Prescribe your own nature pill
The real beauty of the nature pill is that it doesn’t demand a pharmaceutical degree or access to the worlds’ most beautiful scenery to be effective. Nor does it come with side effects, unless you count rejuvenation, peace and vitality. All it takes is a decision to consciously connect with nature on a daily basis. That could be:
- a walk in a park, river or canal if you are in a city, or fields, woods or beaches in more rural areas
- growing your own food, or tending to your indoor plants
- wild swimming or paddleboarding
- simply finding somewhere green, and stopping for a while to rest, or
- when nature isn’t accessible, using guided imagery, memories of nature or even watching nature documentaries.

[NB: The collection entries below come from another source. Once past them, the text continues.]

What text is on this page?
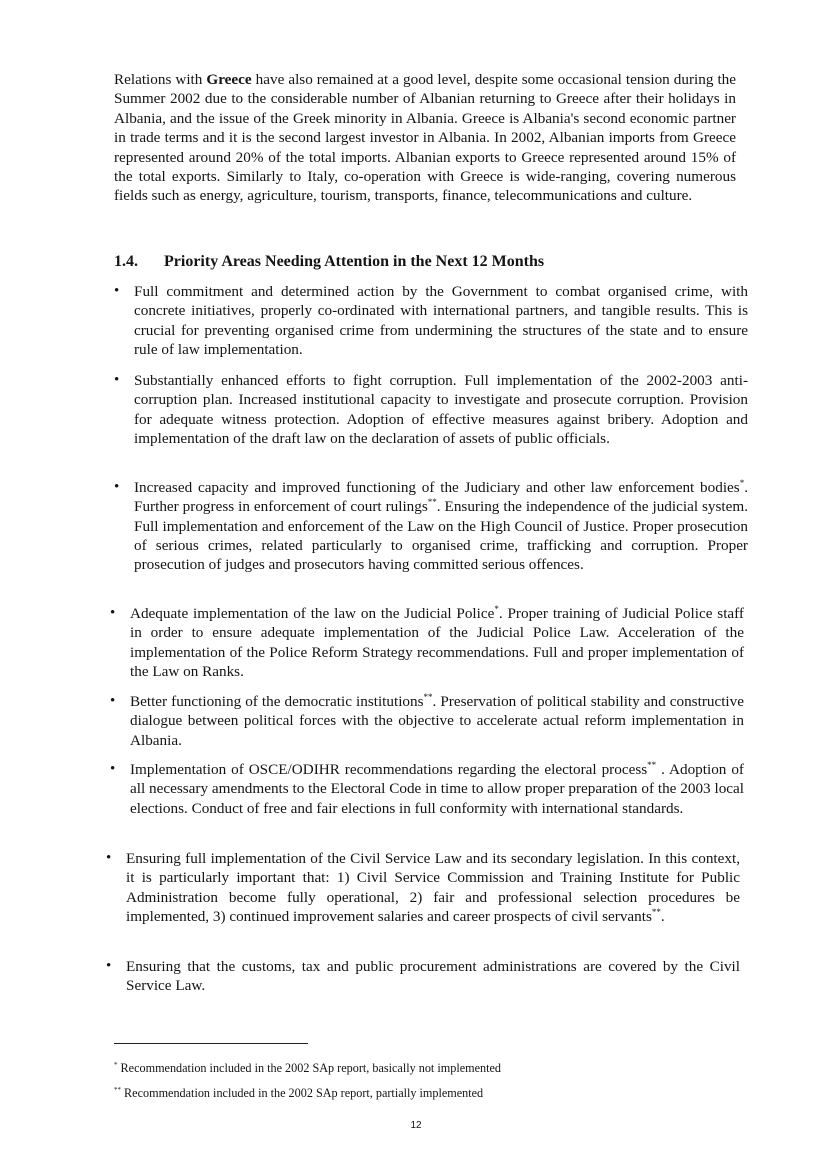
Relations with Greece have also remained at a good level, despite some occasional tension during the Summer 2002 due to the considerable number of Albanian returning to Greece after their holidays in Albania, and the issue of the Greek minority in Albania. Greece is Albania's second economic partner in trade terms and it is the second largest investor in Albania. In 2002, Albanian imports from Greece represented around 20% of the total imports. Albanian exports to Greece represented around 15% of the total exports. Similarly to Italy, co-operation with Greece is wide-ranging, covering numerous fields such as energy, agriculture, tourism, transports, finance, telecommunications and culture.

1.4. Priority Areas Needing Attention in the Next 12 Months
• Full commitment and determined action by the Government to combat organised crime, with concrete initiatives, properly co-ordinated with international partners, and tangible results. This is crucial for preventing organised crime from undermining the structures of the state and to ensure rule of law implementation.
• Substantially enhanced efforts to fight corruption. Full implementation of the 2002-2003 anti-corruption plan. Increased institutional capacity to investigate and prosecute corruption. Provision for adequate witness protection. Adoption of effective measures against bribery. Adoption and implementation of the draft law on the declaration of assets of public officials.
• Increased capacity and improved functioning of the Judiciary and other law enforcement bodies*. Further progress in enforcement of court rulings**. Ensuring the independence of the judicial system. Full implementation and enforcement of the Law on the High Council of Justice. Proper prosecution of serious crimes, related particularly to organised crime, trafficking and corruption. Proper prosecution of judges and prosecutors having committed serious offences.
• Adequate implementation of the law on the Judicial Police*. Proper training of Judicial Police staff in order to ensure adequate implementation of the Judicial Police Law. Acceleration of the implementation of the Police Reform Strategy recommendations. Full and proper implementation of the Law on Ranks.
• Better functioning of the democratic institutions**. Preservation of political stability and constructive dialogue between political forces with the objective to accelerate actual reform implementation in Albania.
• Implementation of OSCE/ODIHR recommendations regarding the electoral process** . Adoption of all necessary amendments to the Electoral Code in time to allow proper preparation of the 2003 local elections. Conduct of free and fair elections in full conformity with international standards.
• Ensuring full implementation of the Civil Service Law and its secondary legislation. In this context, it is particularly important that: 1) Civil Service Commission and Training Institute for Public Administration become fully operational, 2) fair and professional selection procedures be implemented, 3) continued improvement salaries and career prospects of civil servants**.
• Ensuring that the customs, tax and public procurement administrations are covered by the Civil Service Law.

* Recommendation included in the 2002 SAp report, basically not implemented

** Recommendation included in the 2002 SAp report, partially implemented

12
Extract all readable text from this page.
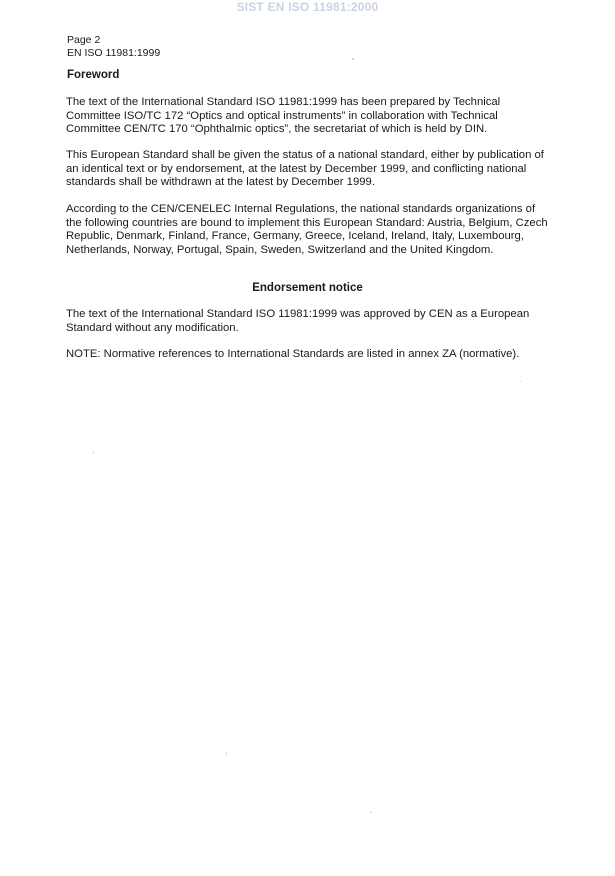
SIST EN ISO 11981:2000
Page 2
EN ISO 11981:1999
Foreword
The text of the International Standard ISO 11981:1999 has been prepared by Technical Committee ISO/TC 172 “Optics and optical instruments” in collaboration with Technical Committee CEN/TC 170 “Ophthalmic optics”, the secretariat of which is held by DIN.
This European Standard shall be given the status of a national standard, either by publication of an identical text or by endorsement, at the latest by December 1999, and conflicting national standards shall be withdrawn at the latest by December 1999.
According to the CEN/CENELEC Internal Regulations, the national standards organizations of the following countries are bound to implement this European Standard: Austria, Belgium, Czech Republic, Denmark, Finland, France, Germany, Greece, Iceland, Ireland, Italy, Luxembourg, Netherlands, Norway, Portugal, Spain, Sweden, Switzerland and the United Kingdom.
Endorsement notice
The text of the International Standard ISO 11981:1999 was approved by CEN as a European Standard without any modification.
NOTE: Normative references to International Standards are listed in annex ZA (normative).
⋅ ⋅⋅
⋅⋅ ⋅
⋅ ⋅ ⋅⋅ ⋅ ⋅ ⋅
⋅ ⋅⋅ ⋅ ⋅ ⋅
⋅ ⋅ ⋅ ⋅ ⋅ ⋅ ⋅ ⋅ ⋅
⋅ ⋅ ⋅ ⋅ ⋅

Key to maximising the impact of your pill (think a similar impact to taking vitamin C to aid the absorption of iron) is the attention you bring to your connection with nature, using all the senses of sight, hearing, taste, smell and touch. See the sun playing in the shade of the trees. Hear the birdsong or wind in the grass. Taste the freshness of the air as you take deep breaths. Smell the fragrance of different plants and flowers. Touch the bark of a tree, stroke a leaf or dip your toes in a stream.
This is a very different mode of attention to that which we need to use in busy cities, or at work, or even scrolling through social media. It is slower, quieter, more spacious. A nature pill allows the attention to unfold in an effortless way, enriching the present moment experience and leading to a relaxed body and mind.
 Nguyen & Brymer (2018). Nature-based guided imagery as an intervention for state anxiety. Frontiers in psychology.
 Weinstein, Blamford, DeHaan, Gladwell, Brandbury & Amano (2015): Seeing Community for the Trees: the links among contact with natural environments, community cohesion and crime.
 Hunter, Gillespie, Chen (2019): Urban Nature Experiences Reduce Stress is the Context of Daily Life Based on Salivary Biomarkers. Frontiers in Psychology.